It will eventually, when someone fixes Zarith…
@Drup has written a ppx for that, but you’ll have to wait a little bit before having this merged and pushed in opam (see the PR for more information).
About the use of functor and mixing Zarith and Num, the problem is that they don’t have the same interface, so you first have to implement your own module (based on Num) with an interface similar to the one of Zarith. For simplicity, and the running example, I’ll use:
module type Arith = sig
type t
val (+) : t -> t -> t
val (-) : t -> t -> t
val ( * ) : t -> t -> t
val (/) : t -> t -> t
val (//) : int -> int -> t
val to_float : t -> float
end
(* an Arith module based on Num *)
module Mynum : Arith with type t = Num.num = struct
open Num
type t = num
let (+) = add_num
let (-) = sub_num
let ( * ) = mult_num
let (/) = div_num
let (//) i j = num_of_int i / num_of_int j
let to_float = float_of_num
end
then you can write code parameterized by an Arith module:
module F (A : Arith) = struct
open A
let r = 102//10 - 24//10
let r' = to_float r
end
and test it in the REPL:
(* load needed modules *)
#require "num-top";;
#require "zarith";;
#install_printer Q.pp_print;;
(* test the functor *)
let module R = F (Q) in R.r;;
- : Q.t = 39/5
let module R = F (Q) in R.r';;
- : float = 7.8
let module R = F (Mynum) in R.r;;
- : Mynum.t = <num 39/5>
let module R = F (Mynum) in R.r';;
- : float = 7.8
Or, alternatively, you can use first-class modules and use usual functions:
let f_r (type a) (module A : Arith with type t = a) =
A.(102//10 - 24//10)
let f_r' (module A : Arith) = A.to_float @@ f_r (module A)
and to test in the REPL:
f_r (module Q);;
- : Q.t = 39/5
f_r' (module Q);;
- : float = 7.8
f_r (module Mynum);;
- : Mynum.t = <num 39/5>
f_r' (module Mynum);;
- : float = 7.8
Thank you, that’s incredibly helpful!
The next release of ZArith should define a package zarith.top
so that #require zarith.top
install printers in the REPL.
UPDATE: this got fixed when I added type t = A.t
to my implementation
I used this advice to write my own module like:
module Number (A : Arith) = struct
open A
type t = A.t (* this fixed the problem *)

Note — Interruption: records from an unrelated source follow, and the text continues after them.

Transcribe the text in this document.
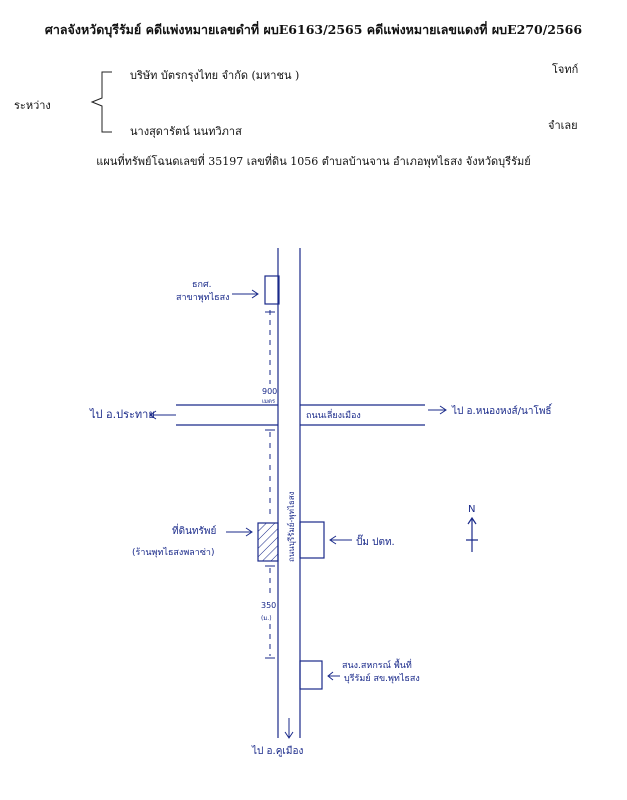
ศาลจังหวัดบุรีรัมย์ คดีแพ่งหมายเลขดำที่ ผบE6163/2565 คดีแพ่งหมายเลขแดงที่ ผบE270/2566
ระหว่าง
บริษัท บัตรกรุงไทย จำกัด (มหาชน )	โจทก์
นางสุดารัตน์ นนทวิภาส	จำเลย
แผนที่ทรัพย์โฉนดเลขที่ 35197 เลขที่ดิน 1056 ตำบลบ้านจาน อำเภอพุทไธสง จังหวัดบุรีรัมย์
ธกศ.
สาขาพุทไธสง
900
เมตร
ไป อ.ประทาย	ไป อ.หนองหงส์/นาโพธิ์
ถนนเลี่ยงเมือง
ที่ดินทรัพย์
(ร้านพุทไธสงพลาซ่า)
ปั๊ม ปตท.
ถนนบุรีรัมย์-พุทไธสง
350
(ม.)
สนง.สหกรณ์ พื้นที่
บุรีรัมย์ สข.พุทไธสง
ไป อ.คูเมือง
N
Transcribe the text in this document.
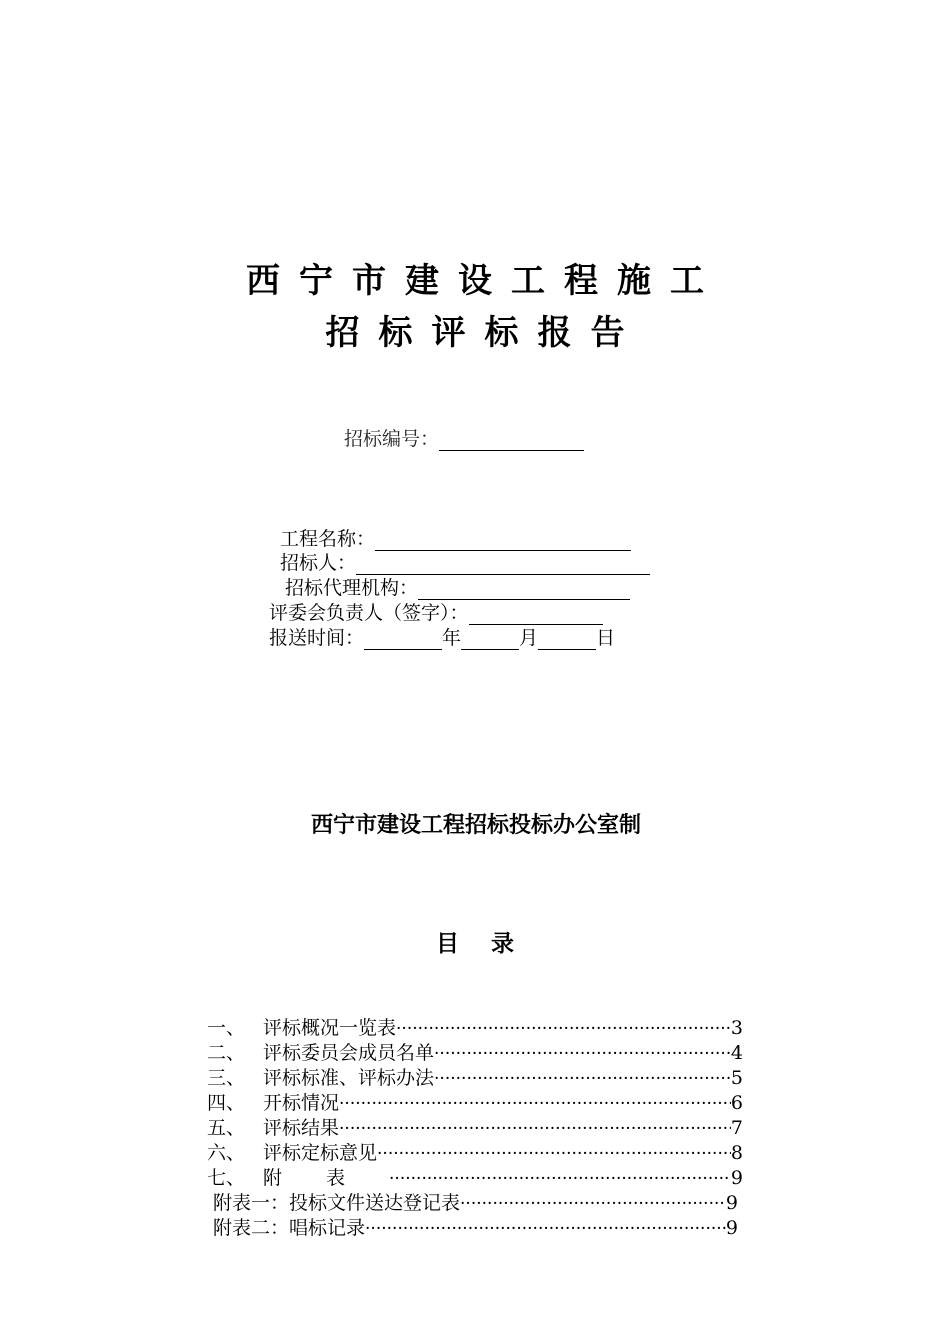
西宁市建设工程施工
招标评标报告
招标编号：
工程名称：
招标人：
招标代理机构：
评委会负责人（签字）：
报送时间：	年	月	日
西宁市建设工程招标投标办公室制
目录
一、 评标概况一览表 ·····	3
二、 评标委员会成员名单 ·····	4
三、 评标标准、评标办法 ·····	5
四、 开标情况 ·····	6
五、 评标结果 ·····	7
六、 评标定标意见 ·····	8
七、 附表 ·····	9
附表一：投标文件送达登记表 ·····	9
附表二：唱标记录 ·····	9
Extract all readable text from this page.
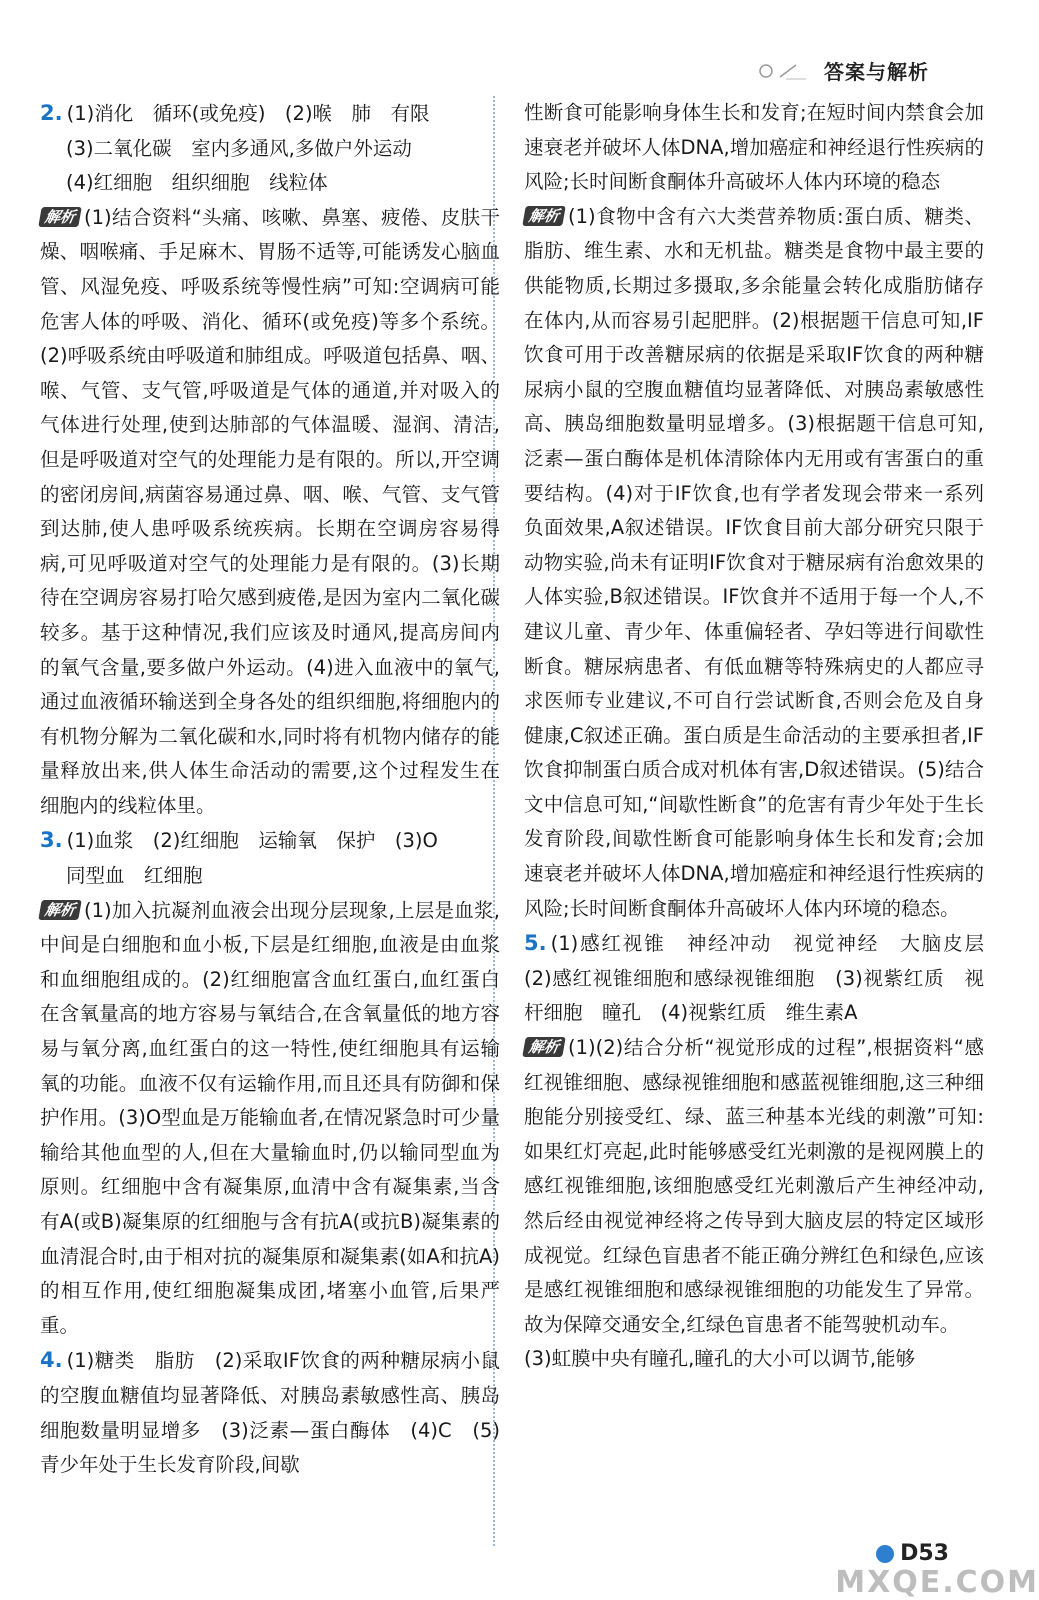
答案与解析
2. (1)消化　循环(或免疫)　(2)喉　肺　有限
(3)二氧化碳　室内多通风,多做户外运动
(4)红细胞　组织细胞　线粒体

解析 (1)结合资料“头痛、咳嗽、鼻塞、疲倦、皮肤干燥、咽喉痛、手足麻木、胃肠不适等,可能诱发心脑血管、风湿免疫、呼吸系统等慢性病”可知:空调病可能危害人体的呼吸、消化、循环(或免疫)等多个系统。(2)呼吸系统由呼吸道和肺组成。呼吸道包括鼻、咽、喉、气管、支气管,呼吸道是气体的通道,并对吸入的气体进行处理,使到达肺部的气体温暖、湿润、清洁,但是呼吸道对空气的处理能力是有限的。所以,开空调的密闭房间,病菌容易通过鼻、咽、喉、气管、支气管到达肺,使人患呼吸系统疾病。长期在空调房容易得病,可见呼吸道对空气的处理能力是有限的。(3)长期待在空调房容易打哈欠感到疲倦,是因为室内二氧化碳较多。基于这种情况,我们应该及时通风,提高房间内的氧气含量,要多做户外运动。(4)进入血液中的氧气,通过血液循环输送到全身各处的组织细胞,将细胞内的有机物分解为二氧化碳和水,同时将有机物内储存的能量释放出来,供人体生命活动的需要,这个过程发生在细胞内的线粒体里。

3. (1)血浆　(2)红细胞　运输氧　保护　(3)O
同型血　红细胞

解析 (1)加入抗凝剂血液会出现分层现象,上层是血浆,中间是白细胞和血小板,下层是红细胞,血液是由血浆和血细胞组成的。(2)红细胞富含血红蛋白,血红蛋白在含氧量高的地方容易与氧结合,在含氧量低的地方容易与氧分离,血红蛋白的这一特性,使红细胞具有运输氧的功能。血液不仅有运输作用,而且还具有防御和保护作用。(3)O型血是万能输血者,在情况紧急时可少量输给其他血型的人,但在大量输血时,仍以输同型血为原则。红细胞中含有凝集原,血清中含有凝集素,当含有A(或B)凝集原的红细胞与含有抗A(或抗B)凝集素的血清混合时,由于相对抗的凝集原和凝集素(如A和抗A)的相互作用,使红细胞凝集成团,堵塞小血管,后果严重。

4. (1)糖类　脂肪　(2)采取IF饮食的两种糖尿病小鼠的空腹血糖值均显著降低、对胰岛素敏感性高、胰岛细胞数量明显增多　(3)泛素—蛋白酶体　(4)C　(5)青少年处于生长发育阶段,间歇

性断食可能影响身体生长和发育;在短时间内禁食会加速衰老并破坏人体DNA,增加癌症和神经退行性疾病的风险;长时间断食酮体升高破坏人体内环境的稳态

解析 (1)食物中含有六大类营养物质:蛋白质、糖类、脂肪、维生素、水和无机盐。糖类是食物中最主要的供能物质,长期过多摄取,多余能量会转化成脂肪储存在体内,从而容易引起肥胖。(2)根据题干信息可知,IF饮食可用于改善糖尿病的依据是采取IF饮食的两种糖尿病小鼠的空腹血糖值均显著降低、对胰岛素敏感性高、胰岛细胞数量明显增多。(3)根据题干信息可知,泛素—蛋白酶体是机体清除体内无用或有害蛋白的重要结构。(4)对于IF饮食,也有学者发现会带来一系列负面效果,A叙述错误。IF饮食目前大部分研究只限于动物实验,尚未有证明IF饮食对于糖尿病有治愈效果的人体实验,B叙述错误。IF饮食并不适用于每一个人,不建议儿童、青少年、体重偏轻者、孕妇等进行间歇性断食。糖尿病患者、有低血糖等特殊病史的人都应寻求医师专业建议,不可自行尝试断食,否则会危及自身健康,C叙述正确。蛋白质是生命活动的主要承担者,IF饮食抑制蛋白质合成对机体有害,D叙述错误。(5)结合文中信息可知,“间歇性断食”的危害有青少年处于生长发育阶段,间歇性断食可能影响身体生长和发育;会加速衰老并破坏人体DNA,增加癌症和神经退行性疾病的风险;长时间断食酮体升高破坏人体内环境的稳态。

5. (1)感红视锥　神经冲动　视觉神经　大脑皮层　(2)感红视锥细胞和感绿视锥细胞　(3)视紫红质　视杆细胞　瞳孔　(4)视紫红质　维生素A

解析 (1)(2)结合分析“视觉形成的过程”,根据资料“感红视锥细胞、感绿视锥细胞和感蓝视锥细胞,这三种细胞能分别接受红、绿、蓝三种基本光线的刺激”可知:如果红灯亮起,此时能够感受红光刺激的是视网膜上的感红视锥细胞,该细胞感受红光刺激后产生神经冲动,然后经由视觉神经将之传导到大脑皮层的特定区域形成视觉。红绿色盲患者不能正确分辨红色和绿色,应该是感红视锥细胞和感绿视锥细胞的功能发生了异常。故为保障交通安全,红绿色盲患者不能驾驶机动车。

(3)虹膜中央有瞳孔,瞳孔的大小可以调节,能够

D53
MXQE.COM
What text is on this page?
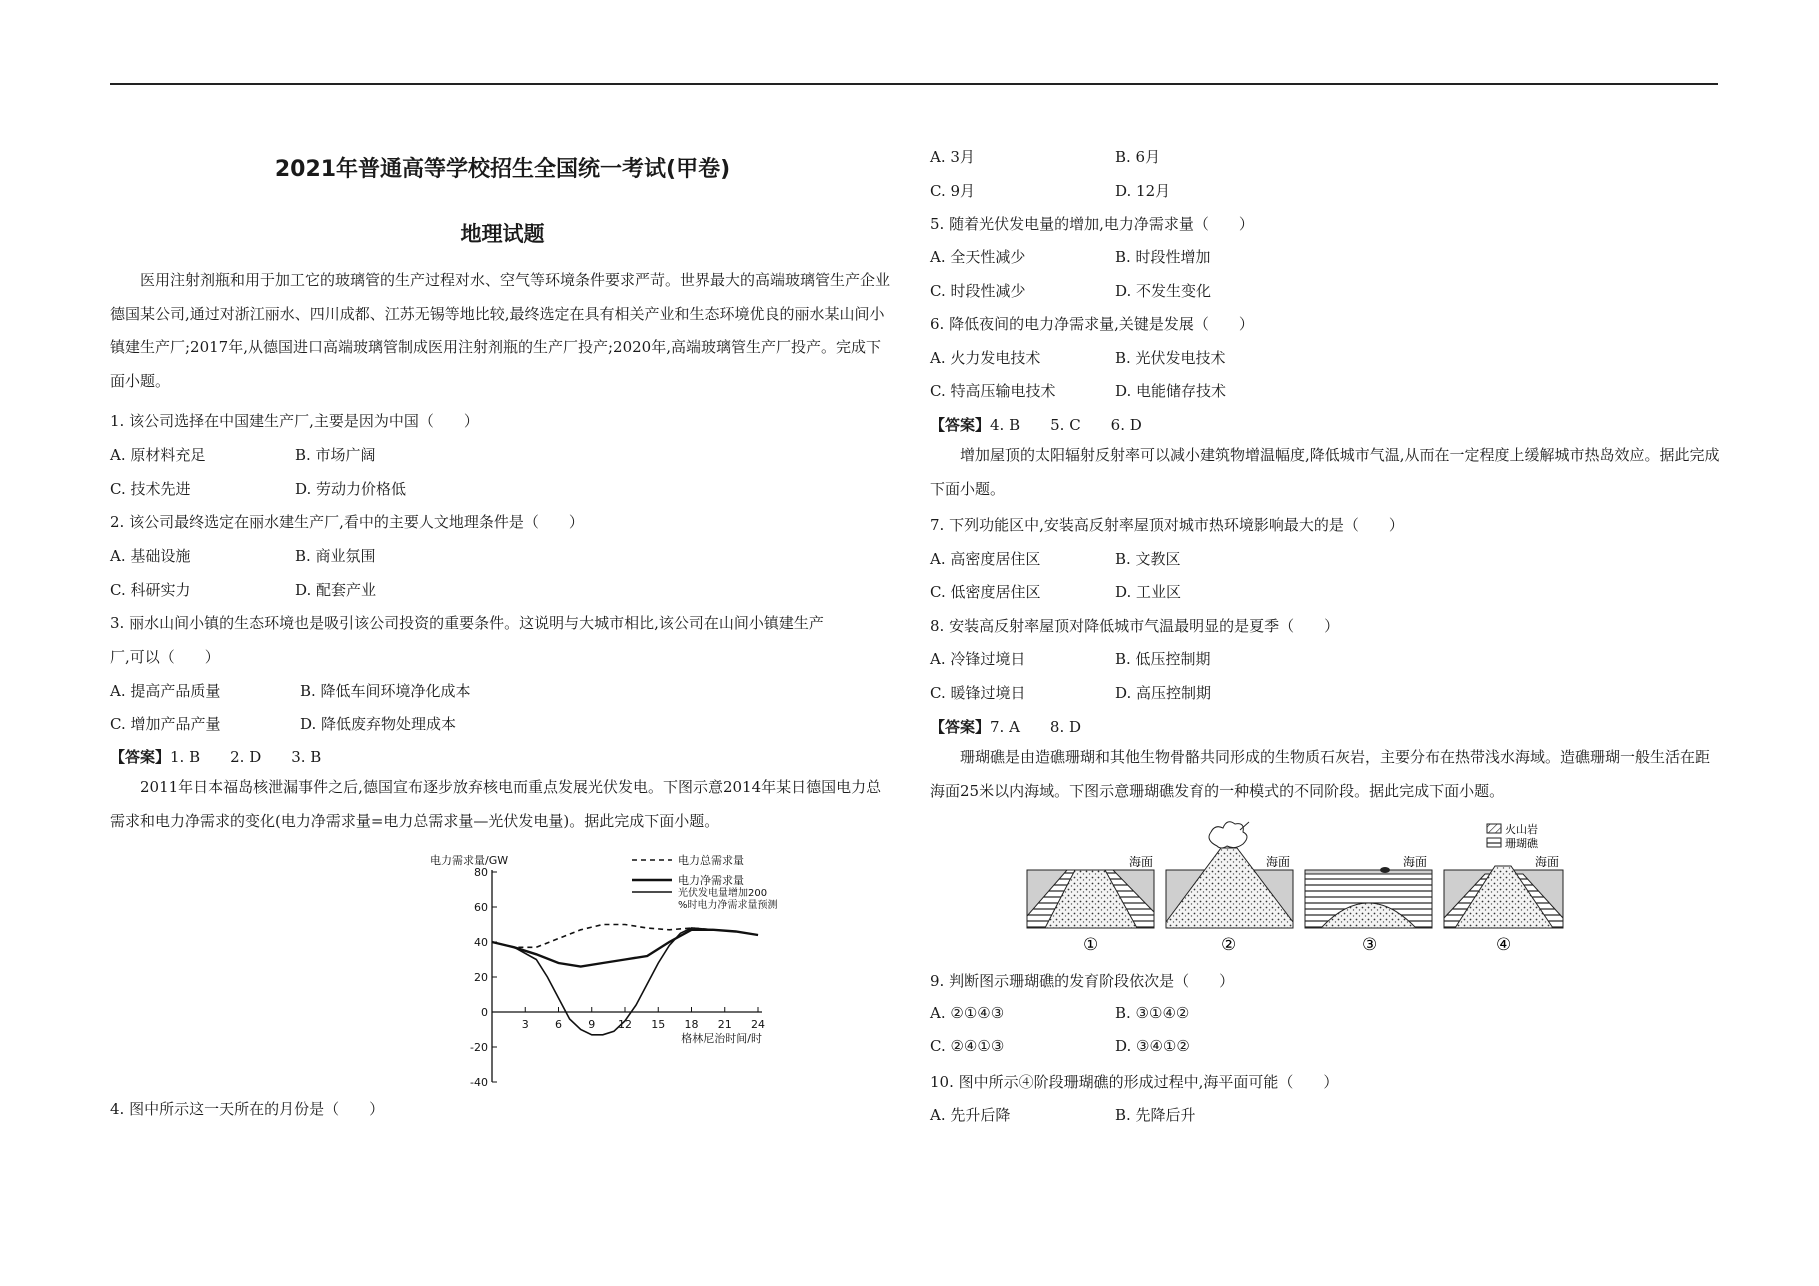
2021年普通高等学校招生全国统一考试(甲卷)
地理试题
医用注射剂瓶和用于加工它的玻璃管的生产过程对水、空气等环境条件要求严苛。世界最大的高端玻璃管生产企业德国某公司,通过对浙江丽水、四川成都、江苏无锡等地比较,最终选定在具有相关产业和生态环境优良的丽水某山间小镇建生产厂;2017年,从德国进口高端玻璃管制成医用注射剂瓶的生产厂投产;2020年,高端玻璃管生产厂投产。完成下面小题。
1. 该公司选择在中国建生产厂,主要是因为中国（　　）
A. 原材料充足	B. 市场广阔
C. 技术先进	D. 劳动力价格低
2. 该公司最终选定在丽水建生产厂,看中的主要人文地理条件是（　　）
A. 基础设施	B. 商业氛围
C. 科研实力	D. 配套产业
3. 丽水山间小镇的生态环境也是吸引该公司投资的重要条件。这说明与大城市相比,该公司在山间小镇建生产
厂,可以（　　）
A. 提高产品质量	B. 降低车间环境净化成本
C. 增加产品产量	D. 降低废弃物处理成本
【答案】1. B　　2. D　　3. B
2011年日本福岛核泄漏事件之后,德国宣布逐步放弃核电而重点发展光伏发电。下图示意2014年某日德国电力总需求和电力净需求的变化(电力净需求量=电力总需求量—光伏发电量)。据此完成下面小题。
电力需求量/GW
80
60
40
20
0
-20
-40
3 6 9 12 15 18 21 24
格林尼治时间/时
电力总需求量
电力净需求量
光伏发电量增加200
%时电力净需求量预测
4. 图中所示这一天所在的月份是（　　）
A. 3月	B. 6月
C. 9月	D. 12月
5. 随着光伏发电量的增加,电力净需求量（　　）
A. 全天性减少	B. 时段性增加
C. 时段性减少	D. 不发生变化
6. 降低夜间的电力净需求量,关键是发展（　　）
A. 火力发电技术	B. 光伏发电技术
C. 特高压输电技术	D. 电能储存技术
【答案】4. B　　5. C　　6. D
增加屋顶的太阳辐射反射率可以减小建筑物增温幅度,降低城市气温,从而在一定程度上缓解城市热岛效应。据此完成下面小题。
7. 下列功能区中,安装高反射率屋顶对城市热环境影响最大的是（　　）
A. 高密度居住区	B. 文教区
C. 低密度居住区	D. 工业区
8. 安装高反射率屋顶对降低城市气温最明显的是夏季（　　）
A. 冷锋过境日	B. 低压控制期
C. 暖锋过境日	D. 高压控制期
【答案】7. A　　8. D
珊瑚礁是由造礁珊瑚和其他生物骨骼共同形成的生物质石灰岩，主要分布在热带浅水海域。造礁珊瑚一般生活在距海面25米以内海域。下图示意珊瑚礁发育的一种模式的不同阶段。据此完成下面小题。
火山岩
珊瑚礁
海面
①
海面
②
海面
③
海面
④
9. 判断图示珊瑚礁的发育阶段依次是（　　）
A. ②①④③	B. ③①④②
C. ②④①③	D. ③④①②
10. 图中所示④阶段珊瑚礁的形成过程中,海平面可能（　　）
A. 先升后降	B. 先降后升
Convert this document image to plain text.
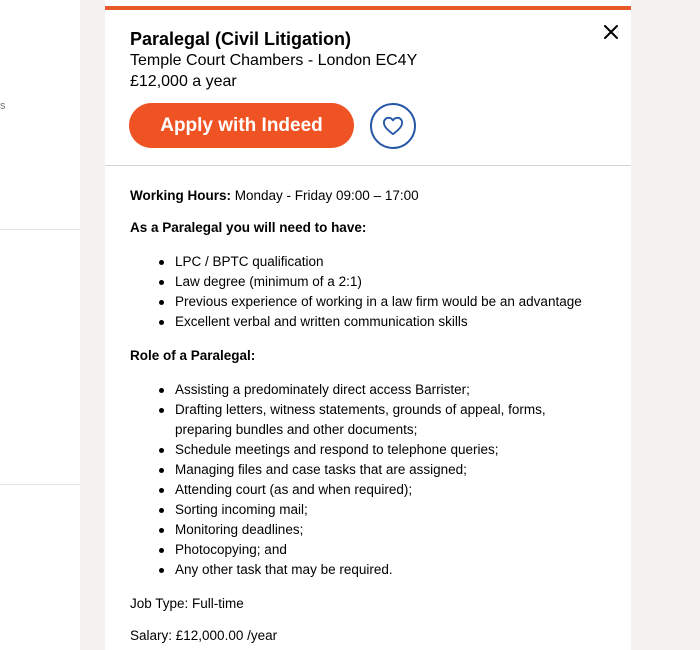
s
Paralegal (Civil Litigation)
Temple Court Chambers - London EC4Y
£12,000 a year
Apply with Indeed
Working Hours: Monday - Friday 09:00 – 17:00
As a Paralegal you will need to have:
LPC / BPTC qualification
Law degree (minimum of a 2:1)
Previous experience of working in a law firm would be an advantage
Excellent verbal and written communication skills
Role of a Paralegal:
Assisting a predominately direct access Barrister;
Drafting letters, witness statements, grounds of appeal, forms, preparing bundles and other documents;
Schedule meetings and respond to telephone queries;
Managing files and case tasks that are assigned;
Attending court (as and when required);
Sorting incoming mail;
Monitoring deadlines;
Photocopying; and
Any other task that may be required.
Job Type: Full-time
Salary: £12,000.00 /year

let from_ast {Ast.numerator; Ast.denominator} = numerator // denominator
end
Then I tried using the type to construct composite types, but the compiler refuses it with error
Unbound type constructor Number.t
module Number = Lklmath.Number (Q)
type currency_value = (Number.t * currency)
What am I missing? Is it possible to do what I want?